Temáukel is the supreme god of the Selkʼnam and Haush pantheon and, in theory, of all Selkʼnam deities, is the only one that is considered a god, since the other deities are identified, rather as mythological ancestors. He is a primordial god and, therefore, has always existed. He dwells in the celestial dome, in the eastern sky or Wintek and is the creator of it and the primitive Earth.

=== Howenh ===

Howenh were not recognized as gods by the Selkʼnam people, but rather as mythological ancestors, since the only divinity as such is Temáukel. They constitute the great forces of nature and terraforming elements, but before becoming such elements, they existed as humans. Among the most important are Kenos, the first howenh; Kwányip and Čénuke; Kojh, howenh of the sea; Kren, howenh of the sun; Kre, howenh of the moon; Josh, howenh of the snow; and Shenrr, howenh of the wind.

==== Kenos ====

Kenos was the first howenh to inhabit the Earth. He is the creator, organizer and civilizing god in Selkʼnam mythology, and the most important deity after Temáukel.
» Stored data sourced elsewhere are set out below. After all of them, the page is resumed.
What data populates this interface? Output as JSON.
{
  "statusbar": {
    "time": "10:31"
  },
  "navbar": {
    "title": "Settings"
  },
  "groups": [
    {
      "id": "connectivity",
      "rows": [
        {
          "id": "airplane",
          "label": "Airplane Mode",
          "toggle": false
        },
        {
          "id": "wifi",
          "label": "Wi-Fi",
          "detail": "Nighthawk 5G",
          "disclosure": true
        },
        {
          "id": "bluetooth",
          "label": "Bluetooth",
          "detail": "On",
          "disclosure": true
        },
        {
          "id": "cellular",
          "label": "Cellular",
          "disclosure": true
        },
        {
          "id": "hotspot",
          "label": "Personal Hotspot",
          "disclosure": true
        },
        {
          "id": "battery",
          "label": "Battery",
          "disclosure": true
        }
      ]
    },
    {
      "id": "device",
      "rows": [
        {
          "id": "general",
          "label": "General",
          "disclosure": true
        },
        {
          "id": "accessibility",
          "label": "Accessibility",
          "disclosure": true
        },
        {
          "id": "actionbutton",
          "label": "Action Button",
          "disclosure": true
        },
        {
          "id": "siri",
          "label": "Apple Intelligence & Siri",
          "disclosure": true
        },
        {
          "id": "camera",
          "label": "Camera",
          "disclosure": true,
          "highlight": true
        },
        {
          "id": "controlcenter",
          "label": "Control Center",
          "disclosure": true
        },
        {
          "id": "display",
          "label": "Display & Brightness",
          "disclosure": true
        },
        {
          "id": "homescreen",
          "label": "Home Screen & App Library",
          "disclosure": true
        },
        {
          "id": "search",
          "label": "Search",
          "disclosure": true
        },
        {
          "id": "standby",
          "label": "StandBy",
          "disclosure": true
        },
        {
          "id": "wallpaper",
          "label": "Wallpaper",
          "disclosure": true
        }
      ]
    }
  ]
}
He was sent by him from the Celestial dome to the early Earth, with the mission to organize it and create the mythological ancestors who would shape the Earth.

=== Xalpen and her Soorts ===

Xalpen is the goddess of the underworld. She has seven companions called Soorts: Sate, Yoisik, Wakus, Keyaisl, Talen, Pawus and Sanu. Besides them, there are many subordinate Soorts who are not assigned a specific name.